Advertising really works. It also really costs.

Joshua was watching me clean the loo earlier this week.
"Is that Harvic power plus?", he asked.
"Uh, yes sweetheart."  (I decided not to pick up on his mispronunciation of 'Harpic'.)
"I thought it was", he stated matter-of-factly.  "I saw it on the telly and I thought it was a good thing to buy".
"Why's it a good thing to buy sweety?", I asked.
"Because", (and at this point, he made a sweeping motion with his arm as though squirting toilet cleaner around the bowl) "it kills all the germs."

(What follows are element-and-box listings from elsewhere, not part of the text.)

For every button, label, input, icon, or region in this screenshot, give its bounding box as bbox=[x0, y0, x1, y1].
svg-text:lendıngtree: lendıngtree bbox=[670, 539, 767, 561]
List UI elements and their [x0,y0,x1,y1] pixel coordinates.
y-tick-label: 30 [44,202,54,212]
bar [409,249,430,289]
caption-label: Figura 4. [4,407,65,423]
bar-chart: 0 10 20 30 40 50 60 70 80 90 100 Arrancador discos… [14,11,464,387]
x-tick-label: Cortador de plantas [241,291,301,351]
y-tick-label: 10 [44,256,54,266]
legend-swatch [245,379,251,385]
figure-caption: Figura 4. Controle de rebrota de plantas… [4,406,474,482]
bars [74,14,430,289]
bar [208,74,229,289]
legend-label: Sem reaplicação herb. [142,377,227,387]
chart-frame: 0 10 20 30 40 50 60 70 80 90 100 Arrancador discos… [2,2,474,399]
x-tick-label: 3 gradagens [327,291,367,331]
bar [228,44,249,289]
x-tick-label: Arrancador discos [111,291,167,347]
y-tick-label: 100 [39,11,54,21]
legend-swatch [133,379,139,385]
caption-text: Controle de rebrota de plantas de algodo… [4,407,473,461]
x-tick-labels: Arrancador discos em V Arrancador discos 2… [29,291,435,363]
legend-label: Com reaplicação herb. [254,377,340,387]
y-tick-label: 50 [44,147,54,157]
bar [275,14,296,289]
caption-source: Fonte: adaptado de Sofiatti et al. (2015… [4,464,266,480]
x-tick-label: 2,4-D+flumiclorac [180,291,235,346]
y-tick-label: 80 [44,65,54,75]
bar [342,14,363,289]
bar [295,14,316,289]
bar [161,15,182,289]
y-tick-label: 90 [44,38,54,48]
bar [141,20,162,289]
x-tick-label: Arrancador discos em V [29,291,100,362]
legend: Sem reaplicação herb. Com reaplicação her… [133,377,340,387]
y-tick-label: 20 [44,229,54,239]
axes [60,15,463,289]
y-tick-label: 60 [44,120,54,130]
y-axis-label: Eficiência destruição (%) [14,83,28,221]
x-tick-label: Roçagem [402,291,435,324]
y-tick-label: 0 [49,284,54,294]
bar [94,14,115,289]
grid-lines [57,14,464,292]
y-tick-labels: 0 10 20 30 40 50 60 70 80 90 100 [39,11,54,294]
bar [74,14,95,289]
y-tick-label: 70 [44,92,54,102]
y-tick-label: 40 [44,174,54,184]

It's not surprising that people spend money on advertising.  It actually works.
Did you know that in the year 2000 (sorry, old stats) approximately £309 billion was spent on advertising.
Which, when you compare this with the fact that:
"It is estimated that the additional cost of achieving and maintaining universal access to basic education· for all, basic health care for all, reproductive health care for all women, adequate food for all and safe water and sanitation for all is roughly $40 billion a year."  (From UN Human Development Report '98)  Oh, and while we're on numbers, that's the same amount that we spend on a combination of ice cream in Europe and perfumes and pet food in Europe and the US (11bn, 12bn and 17bn respectively)
Oh, and some final rich-poor stats (sorry, I've been distracted from my funny story by scary stats)
"The three richest people have assets that exceed the combined GDP of the 48 least developed countries.
• The 15 richest have assets that exceed the total GDP of Sub-Saharan Africa.
• The wealth of the 32 richest people exceeds the total GDP of South Asia.
• The assets of the 84 richest exceed the GDP of China, the most populous country, with 1.2 billion inhabitants."
(Same source - http://hdr.undp.org/en/media/hdr_1998_en_chap1.pdf)
So, 84 people have more assets than the GDP of one sixth of the world.  Nice.
Sorry - this was a funny story to start with, and now you're feeling bad about the rich-poor divide.  Oh well, that's life...

2 comments:

  1. It is pretty horrendous. And back to the original angle: Millie has sung "Washing machines live longer with Calgon" on more than one occasion. We've never actually bought it though (but maybe she will when she's older!).